In earlier years of OPC history, Wheaton College produced a number of students for Westminster who eventually became ministers within the denomination. Through the presidency of J. Oliver Buswell and the teaching of Gordon Clark in the philosophy department, until the 1940s Wheaton was a welcome option for OP parents looking for a Christian college for their children. But after Buswell and Clark left Wheaton (partly owing to the trustees’ discomfort with Calvinism), the college of choice for OP parents became Calvin. More recently since the 1970s, Covenant College has filled the niche for many OP’s who are looking for a Reformed liberal arts institution.

This means that Ryken goes to Wheaton at a time when the stars of the evangelical and Reformed worlds are not exactly aligned. For instance, the networks of the Alliance of Confessing Evangelicals and Wheaton College do not overlap significantly. ACE draws heavily upon PCA ministers and Calvinistic Baptists. Neither of these groups has a big presence at Wheaton College where the church option for those with Calvinistic sensibilities is College Church, a congregation with historic and complicated ties to the Congregationalists. Another important church presence at Wheaton is Bible Church, an independent congregation that split from College Church in 1929 over fears of creeping liberalism within the Congregationalist denomination. But Wheaton has as many churches as most towns have Starbucks. The mainline congregations in town generally have an evangelical sweet spot that attracts college faculty, while sideline Protestants, including Wesleyans, Baptists, and Orthodox Presbyterians, fill in as alternatives.
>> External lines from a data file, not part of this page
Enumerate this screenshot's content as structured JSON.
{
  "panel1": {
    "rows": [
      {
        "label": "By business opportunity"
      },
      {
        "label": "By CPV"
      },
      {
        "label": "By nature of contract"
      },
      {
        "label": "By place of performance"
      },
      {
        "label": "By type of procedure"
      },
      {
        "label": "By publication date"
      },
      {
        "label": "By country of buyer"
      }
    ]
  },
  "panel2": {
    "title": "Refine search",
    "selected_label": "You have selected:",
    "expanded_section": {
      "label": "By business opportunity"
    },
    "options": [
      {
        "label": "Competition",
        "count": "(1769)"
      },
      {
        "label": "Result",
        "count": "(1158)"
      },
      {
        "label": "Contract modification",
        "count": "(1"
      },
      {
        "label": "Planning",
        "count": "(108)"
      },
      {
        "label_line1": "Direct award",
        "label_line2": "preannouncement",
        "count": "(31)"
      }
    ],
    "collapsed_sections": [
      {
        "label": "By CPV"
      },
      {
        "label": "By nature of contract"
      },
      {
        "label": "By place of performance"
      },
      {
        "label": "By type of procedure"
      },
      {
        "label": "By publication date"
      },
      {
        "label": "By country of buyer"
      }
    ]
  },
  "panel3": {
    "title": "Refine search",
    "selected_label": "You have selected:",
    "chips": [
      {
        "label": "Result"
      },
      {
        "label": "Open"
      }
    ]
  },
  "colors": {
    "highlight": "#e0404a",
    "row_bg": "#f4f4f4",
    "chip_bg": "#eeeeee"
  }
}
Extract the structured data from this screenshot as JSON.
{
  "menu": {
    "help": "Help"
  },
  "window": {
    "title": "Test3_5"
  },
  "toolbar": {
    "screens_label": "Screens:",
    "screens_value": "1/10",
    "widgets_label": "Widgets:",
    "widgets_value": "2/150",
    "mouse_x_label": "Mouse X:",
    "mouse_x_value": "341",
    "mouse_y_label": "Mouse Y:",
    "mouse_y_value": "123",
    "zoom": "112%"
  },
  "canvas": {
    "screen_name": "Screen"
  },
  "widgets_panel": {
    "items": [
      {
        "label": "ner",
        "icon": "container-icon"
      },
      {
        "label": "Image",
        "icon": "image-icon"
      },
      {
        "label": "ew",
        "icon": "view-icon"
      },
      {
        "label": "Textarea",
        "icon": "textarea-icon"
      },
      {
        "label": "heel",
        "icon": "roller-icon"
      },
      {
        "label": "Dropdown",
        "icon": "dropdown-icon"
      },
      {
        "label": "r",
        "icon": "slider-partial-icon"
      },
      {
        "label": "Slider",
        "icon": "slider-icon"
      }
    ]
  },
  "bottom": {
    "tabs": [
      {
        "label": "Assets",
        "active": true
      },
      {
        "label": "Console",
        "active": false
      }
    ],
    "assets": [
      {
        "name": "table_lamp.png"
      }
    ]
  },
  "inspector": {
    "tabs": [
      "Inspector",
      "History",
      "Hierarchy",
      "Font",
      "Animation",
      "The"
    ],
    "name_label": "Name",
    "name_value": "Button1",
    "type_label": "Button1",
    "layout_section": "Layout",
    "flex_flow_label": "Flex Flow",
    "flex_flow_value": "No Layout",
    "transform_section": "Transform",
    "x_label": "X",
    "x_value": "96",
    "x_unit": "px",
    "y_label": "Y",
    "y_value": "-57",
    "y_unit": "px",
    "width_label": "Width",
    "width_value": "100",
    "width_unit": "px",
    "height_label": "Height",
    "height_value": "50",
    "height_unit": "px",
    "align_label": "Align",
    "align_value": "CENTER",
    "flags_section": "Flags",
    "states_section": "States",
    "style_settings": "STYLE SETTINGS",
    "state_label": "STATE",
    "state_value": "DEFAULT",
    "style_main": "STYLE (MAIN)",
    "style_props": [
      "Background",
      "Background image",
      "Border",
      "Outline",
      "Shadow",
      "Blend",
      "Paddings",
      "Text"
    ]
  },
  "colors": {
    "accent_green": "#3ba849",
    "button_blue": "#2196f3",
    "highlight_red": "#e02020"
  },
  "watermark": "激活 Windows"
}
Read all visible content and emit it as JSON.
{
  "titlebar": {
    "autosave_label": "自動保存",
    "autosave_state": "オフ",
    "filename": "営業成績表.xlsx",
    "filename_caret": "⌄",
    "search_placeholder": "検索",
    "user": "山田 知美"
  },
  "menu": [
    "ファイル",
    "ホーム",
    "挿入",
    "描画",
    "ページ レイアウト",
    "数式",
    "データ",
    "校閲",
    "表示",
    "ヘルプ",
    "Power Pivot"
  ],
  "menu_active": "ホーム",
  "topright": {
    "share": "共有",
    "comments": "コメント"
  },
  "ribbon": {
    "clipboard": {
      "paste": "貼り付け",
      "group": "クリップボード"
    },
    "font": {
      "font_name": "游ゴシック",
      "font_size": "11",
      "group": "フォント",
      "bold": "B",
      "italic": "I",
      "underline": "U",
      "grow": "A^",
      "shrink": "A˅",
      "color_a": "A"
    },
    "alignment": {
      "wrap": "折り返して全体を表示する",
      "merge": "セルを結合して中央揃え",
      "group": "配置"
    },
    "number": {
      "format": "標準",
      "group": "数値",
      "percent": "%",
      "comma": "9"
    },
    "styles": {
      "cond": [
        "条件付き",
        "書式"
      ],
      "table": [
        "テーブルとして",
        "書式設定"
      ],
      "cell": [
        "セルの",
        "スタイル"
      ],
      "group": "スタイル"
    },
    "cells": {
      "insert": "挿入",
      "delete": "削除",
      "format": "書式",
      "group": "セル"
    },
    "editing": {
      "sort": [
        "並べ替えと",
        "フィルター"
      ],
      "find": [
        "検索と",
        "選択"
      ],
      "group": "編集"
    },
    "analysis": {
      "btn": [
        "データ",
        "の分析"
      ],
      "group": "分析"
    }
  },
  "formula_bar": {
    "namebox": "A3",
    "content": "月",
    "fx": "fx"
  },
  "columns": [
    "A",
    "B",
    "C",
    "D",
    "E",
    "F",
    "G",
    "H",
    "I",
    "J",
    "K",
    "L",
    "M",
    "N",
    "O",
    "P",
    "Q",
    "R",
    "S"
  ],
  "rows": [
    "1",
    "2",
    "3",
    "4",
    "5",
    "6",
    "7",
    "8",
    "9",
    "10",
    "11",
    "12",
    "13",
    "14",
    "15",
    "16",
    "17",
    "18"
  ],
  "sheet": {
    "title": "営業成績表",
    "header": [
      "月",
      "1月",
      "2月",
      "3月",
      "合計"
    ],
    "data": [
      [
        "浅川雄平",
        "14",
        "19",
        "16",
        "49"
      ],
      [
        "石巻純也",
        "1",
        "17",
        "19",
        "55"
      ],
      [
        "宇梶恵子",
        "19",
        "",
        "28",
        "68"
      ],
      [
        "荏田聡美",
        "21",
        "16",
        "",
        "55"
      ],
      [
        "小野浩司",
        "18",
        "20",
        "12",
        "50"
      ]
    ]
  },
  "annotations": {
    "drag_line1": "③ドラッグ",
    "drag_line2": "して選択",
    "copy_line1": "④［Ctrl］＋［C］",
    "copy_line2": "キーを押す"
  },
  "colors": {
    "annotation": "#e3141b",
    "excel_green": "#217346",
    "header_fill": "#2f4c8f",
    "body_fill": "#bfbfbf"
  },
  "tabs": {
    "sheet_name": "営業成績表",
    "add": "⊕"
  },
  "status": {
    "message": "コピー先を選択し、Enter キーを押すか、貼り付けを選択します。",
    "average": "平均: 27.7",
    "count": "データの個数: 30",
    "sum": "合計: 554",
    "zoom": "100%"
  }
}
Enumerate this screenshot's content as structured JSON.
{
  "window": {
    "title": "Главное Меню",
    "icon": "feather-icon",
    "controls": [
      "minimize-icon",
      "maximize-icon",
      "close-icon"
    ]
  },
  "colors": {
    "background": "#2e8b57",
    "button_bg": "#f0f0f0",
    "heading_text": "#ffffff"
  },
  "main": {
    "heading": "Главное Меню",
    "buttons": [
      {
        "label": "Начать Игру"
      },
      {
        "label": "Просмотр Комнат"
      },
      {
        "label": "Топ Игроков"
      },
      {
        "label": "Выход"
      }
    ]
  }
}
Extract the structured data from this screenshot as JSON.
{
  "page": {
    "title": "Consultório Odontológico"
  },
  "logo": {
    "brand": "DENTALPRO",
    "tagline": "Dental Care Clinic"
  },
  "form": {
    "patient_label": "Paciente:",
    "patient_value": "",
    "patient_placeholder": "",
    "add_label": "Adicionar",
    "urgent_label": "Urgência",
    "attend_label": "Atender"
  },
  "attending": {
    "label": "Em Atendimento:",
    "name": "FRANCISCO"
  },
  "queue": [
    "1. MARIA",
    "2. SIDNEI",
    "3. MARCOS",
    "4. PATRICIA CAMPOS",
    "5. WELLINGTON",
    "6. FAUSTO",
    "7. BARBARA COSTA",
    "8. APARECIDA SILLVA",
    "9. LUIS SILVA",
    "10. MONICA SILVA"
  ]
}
Will Ryken’s presence at Wheaton bring the worlds of ACE and evangelicalism into closer proximity? Some of the most outspokenly critical Wheaton alums fear so. Indeed, the objections by the evangelical left over Ryken’s membership in the PCA and ACE is one indication of how far apart the worlds of Wheaton and conservative Presbyterianism are. (How recent posts at the Ref21 blog are helping Phil’s cause are not entirely clear either.) Ryken is hardly a flamethrower of the Totally Reformed right. He has historical interests in Puritanism, and has some loyalty to what he learned while an intern from William Still, an evangelical pastor in the Church of Scotland. But even if Phil can sup with high voltage Presbyterians, like Old Lifers, and can even appreciate their arguments, he is hardly on a crusade to make the world to conform to Richard Baxter, John Owen, or John Calvin.

All of that to say, Phil’s appointment is an encouraging sign about Wheaton College to conservative Presbyterians. But for some in the Wheaton constituency, such encouragement is part of a zero sum game where if Calvinists are happy, than evangelicals should be scared. For the moderate middle of Wheaton’s constituency, Phil’s Presbyterian credentials are likely foreign but also formidable enough to be comforting that he will give the College sound theological leadership. Not to be missed are Phil’s training and instincts as a scholar. Having graduated from Wheaton, and having kept a hand in writing and editing, Phil knows a lot about the life of the mind. As Mark Noll well cautioned in The Scandal of the Evangelical Mind, integrating evangelical faith and intellect is a task that may be as hard to believe as turning the bread and wine of the Mass into the body and blood of Christ. Perhaps less difficult will be integrating conservative Presbyterianism and American evangelicalism, a task that left Buswell and Clark in the 1940s looking on the outside of Wheaton’s Wesleyan leaning piety. But if anyone is up to the task, Phil is arguably the best equipped and well positioned to give it a try. We wish him God’s speed even if I also wish he were sticking around as a neighbor.